Pura contradição: em ato pró-democracia, manifestantes pregam “ditadura proletária”

Caso curioso ocorreu neste domingo (14/06), na Avenida Paulista, onde eram realizadas manifestações contra o presidente Jair Bolsonaro

atualizado 14/06/2020 23:16

protesto na avenida paulistaGlobonews/Reprodução

Uma bandeira (foto em destaque) chamou a atenção em ato contra o presidente Jair Bolsonaro (sem partido) e a favor da democracia, na tarde deste domingo (14/06), na Avenida Paulista, em São Paulo.

Com os dizeres “Em defesa da revolução e ditadura proletárias”, manifestantes que, em tese, são favoráveis à democracia, pregavam um regime de exceção.

No cartaz, segurado por dois jovens, a mensagem era atribuída ao Partido Operário Revolucionário (POR), organização revolucionária brasileira criada em 1953 e inspirada em Leon Trotsky, um dos principais líderes da Revolução Russa de 1917.

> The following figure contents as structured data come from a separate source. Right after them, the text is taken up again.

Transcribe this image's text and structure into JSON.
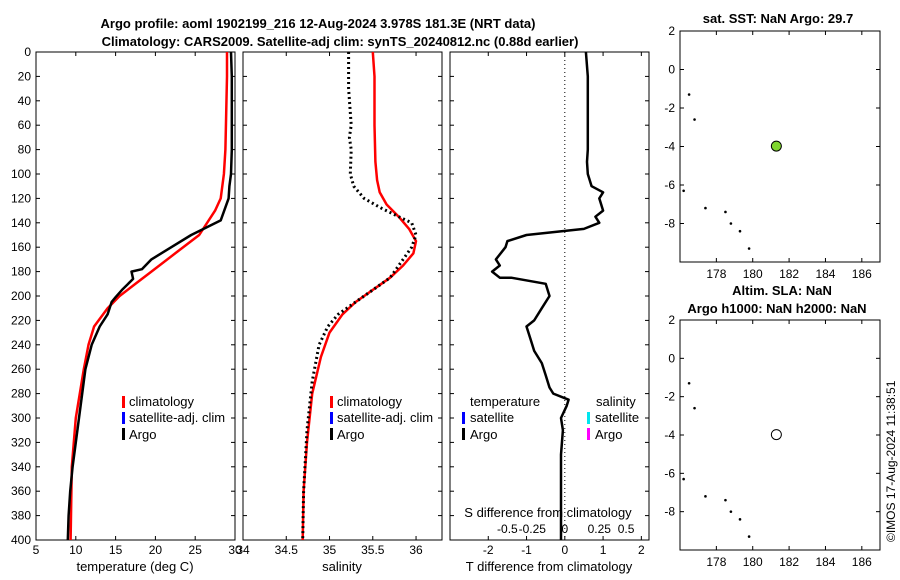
{
  "figure": {
    "title_line1": "Argo profile: aoml 1902199_216 12-Aug-2024 3.978S 181.3E (NRT data)",
    "title_line2": "Climatology: CARS2009. Satellite-adj clim: synTS_20240812.nc (0.88d earlier)",
    "timestamp": "©IMOS 17-Aug-2024 11:38:51"
  },
  "colors": {
    "climatology": "#ff0000",
    "satellite_adj": "#0000ff",
    "argo": "#000000",
    "sat_salinity": "#00e5ee",
    "argo_salinity": "#ff00ff",
    "sst_marker": "#7fd62f"
  },
  "chart_data": [
    {
      "type": "line",
      "name": "temperature",
      "xlabel": "temperature (deg C)",
      "ylabel": "",
      "xlim": [
        5,
        30
      ],
      "ylim": [
        0,
        400
      ],
      "y_reversed": true,
      "xticks": [
        "5",
        "10",
        "15",
        "20",
        "25",
        "30"
      ],
      "yticks": [
        "0",
        "20",
        "40",
        "60",
        "80",
        "100",
        "120",
        "140",
        "160",
        "180",
        "200",
        "220",
        "240",
        "260",
        "280",
        "300",
        "320",
        "340",
        "360",
        "380",
        "400"
      ],
      "legend": [
        "climatology",
        "satellite-adj. clim",
        "Argo"
      ],
      "series": [
        {
          "name": "climatology",
          "x": [
            29.0,
            29.0,
            28.9,
            28.8,
            28.6,
            28.2,
            27.5,
            25.5,
            22.5,
            19.5,
            17.5,
            15.5,
            14.0,
            12.3,
            11.6,
            11.0,
            10.5,
            10.0,
            9.5,
            9.4,
            9.35
          ],
          "y": [
            0,
            20,
            50,
            80,
            100,
            120,
            130,
            150,
            165,
            180,
            190,
            200,
            210,
            225,
            240,
            260,
            280,
            300,
            340,
            380,
            400
          ]
        },
        {
          "name": "Argo",
          "x": [
            29.5,
            29.6,
            29.6,
            29.6,
            29.5,
            29.3,
            29.2,
            28.2,
            24.5,
            22.0,
            19.5,
            18.3,
            17.0,
            17.2,
            15.8,
            15.0,
            14.5,
            14.0,
            13.0,
            12.0,
            11.2,
            10.6,
            10.0,
            9.6,
            9.3,
            9.1,
            9.0
          ],
          "y": [
            0,
            20,
            50,
            80,
            100,
            110,
            120,
            138,
            150,
            160,
            170,
            178,
            180,
            186,
            195,
            201,
            205,
            215,
            225,
            240,
            260,
            290,
            320,
            340,
            360,
            380,
            400
          ]
        }
      ]
    },
    {
      "type": "line",
      "name": "salinity",
      "xlabel": "salinity",
      "ylabel": "",
      "xlim": [
        34,
        36.3
      ],
      "ylim": [
        0,
        400
      ],
      "y_reversed": true,
      "xticks": [
        "34",
        "34.5",
        "35",
        "35.5",
        "36"
      ],
      "legend": [
        "climatology",
        "satellite-adj. clim",
        "Argo"
      ],
      "series": [
        {
          "name": "climatology",
          "x": [
            35.5,
            35.52,
            35.52,
            35.53,
            35.55,
            35.58,
            35.66,
            35.8,
            35.92,
            36.0,
            35.97,
            35.85,
            35.7,
            35.5,
            35.3,
            35.15,
            35.0,
            34.9,
            34.8,
            34.74,
            34.7,
            34.69
          ],
          "y": [
            0,
            20,
            60,
            90,
            105,
            115,
            125,
            135,
            145,
            155,
            165,
            175,
            185,
            195,
            205,
            215,
            230,
            250,
            280,
            320,
            360,
            400
          ]
        },
        {
          "name": "Argo",
          "x": [
            35.22,
            35.22,
            35.25,
            35.23,
            35.25,
            35.24,
            35.28,
            35.4,
            35.6,
            35.8,
            35.95,
            36.0,
            35.95,
            35.85,
            35.7,
            35.5,
            35.3,
            35.1,
            34.98,
            34.88,
            34.8,
            34.74,
            34.7,
            34.69
          ],
          "y": [
            0,
            30,
            60,
            70,
            80,
            100,
            110,
            120,
            128,
            135,
            140,
            150,
            160,
            170,
            185,
            195,
            205,
            215,
            225,
            240,
            270,
            310,
            360,
            400
          ]
        }
      ]
    },
    {
      "type": "line",
      "name": "difference_from_climatology",
      "xlabel": "T difference from climatology",
      "top_label": "S difference from climatology",
      "xlim": [
        -3,
        2.2
      ],
      "ylim": [
        0,
        400
      ],
      "y_reversed": true,
      "xticks": [
        "-2",
        "-1",
        "0",
        "1",
        "2"
      ],
      "top_ticks": [
        "-0.5",
        "-0.25",
        "0",
        "0.25",
        "0.5"
      ],
      "legend_titles": [
        "temperature",
        "salinity"
      ],
      "legend": [
        "satellite",
        "Argo",
        "satellite",
        "Argo"
      ],
      "series": [
        {
          "name": "temperature Argo",
          "x": [
            0.55,
            0.6,
            0.6,
            0.6,
            0.6,
            0.58,
            0.6,
            0.7,
            1.0,
            0.9,
            1.0,
            0.8,
            0.9,
            0.5,
            -1.0,
            -1.5,
            -1.55,
            -1.8,
            -1.7,
            -1.9,
            -1.7,
            -1.4,
            -0.5,
            -0.4,
            -0.6,
            -0.8,
            -1.0,
            -0.9,
            -0.8,
            -0.6,
            -0.5,
            -0.4,
            -0.3,
            0.1,
            0.05,
            -0.1,
            -0.05,
            -0.1,
            -0.1,
            -0.1,
            -0.1
          ],
          "y": [
            0,
            20,
            40,
            60,
            80,
            90,
            100,
            110,
            115,
            120,
            130,
            135,
            140,
            145,
            150,
            155,
            160,
            170,
            175,
            180,
            185,
            185,
            190,
            200,
            210,
            220,
            225,
            235,
            245,
            255,
            265,
            275,
            280,
            285,
            290,
            300,
            310,
            330,
            350,
            380,
            400
          ]
        }
      ]
    },
    {
      "type": "scatter",
      "name": "sat_sst_map",
      "title": "sat. SST: NaN Argo: 29.7",
      "xlim": [
        176,
        187
      ],
      "ylim": [
        -10,
        2
      ],
      "xticks": [
        "178",
        "180",
        "182",
        "184",
        "186"
      ],
      "yticks": [
        "2",
        "0",
        "-2",
        "-4",
        "-6",
        "-8"
      ],
      "points": {
        "x": [
          176.5,
          176.8,
          176.2,
          177.4,
          178.5,
          178.8,
          179.3,
          179.8
        ],
        "y": [
          -1.3,
          -2.6,
          -6.3,
          -7.2,
          -7.4,
          -8.0,
          -8.4,
          -9.3
        ]
      },
      "float_position": {
        "x": 181.3,
        "y": -3.98
      }
    },
    {
      "type": "scatter",
      "name": "altim_sla_map",
      "title_line1": "Altim. SLA: NaN",
      "title_line2": "Argo h1000: NaN h2000: NaN",
      "xlim": [
        176,
        187
      ],
      "ylim": [
        -10,
        2
      ],
      "xticks": [
        "178",
        "180",
        "182",
        "184",
        "186"
      ],
      "yticks": [
        "2",
        "0",
        "-2",
        "-4",
        "-6",
        "-8"
      ],
      "points": {
        "x": [
          176.5,
          176.8,
          176.2,
          177.4,
          178.5,
          178.8,
          179.3,
          179.8
        ],
        "y": [
          -1.3,
          -2.6,
          -6.3,
          -7.2,
          -7.4,
          -8.0,
          -8.4,
          -9.3
        ]
      },
      "float_position": {
        "x": 181.3,
        "y": -3.98
      }
    }
  ]
}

O termo “ditadura do proletariado” foi usado pelos idealizadores do marxismo, Karl Marx e Friedrich Engels, em suas obras, no século XIX, para indicar o poder das classes trabalhadores e sobreviveu neste domingo na Paulista. O POR não tem registro na Justiça Eleitoral, ou seja, não existe formalmente como partido. Também não tem representação no Congresso.

Protesto

Dados oficiais repassados pela Polícia Militar de São Paulo (PMSP) sobre os protestos ocorridos neste domingo (14/06) na região da Avenida Paulista e no centro da cidade indicam que a manifestação contrária ao presidente Jair Bolsonaro (sem partido) reuniu 10 vezes mais pessoas que o ato em favor do presidente.

Segundo a PM, a manifestação pró-Bolsonaro reuniu somente 100 pessoas. Já o ato dos grupos que querem a saída do presidente do poder reuniu mil pessoas.

A disputa pelas ruas deve continuar no próximo fim de semana, já que os dois atos se encerraram com uma convocação para nova passeata em 21 de junho, também na Avenida Paulista.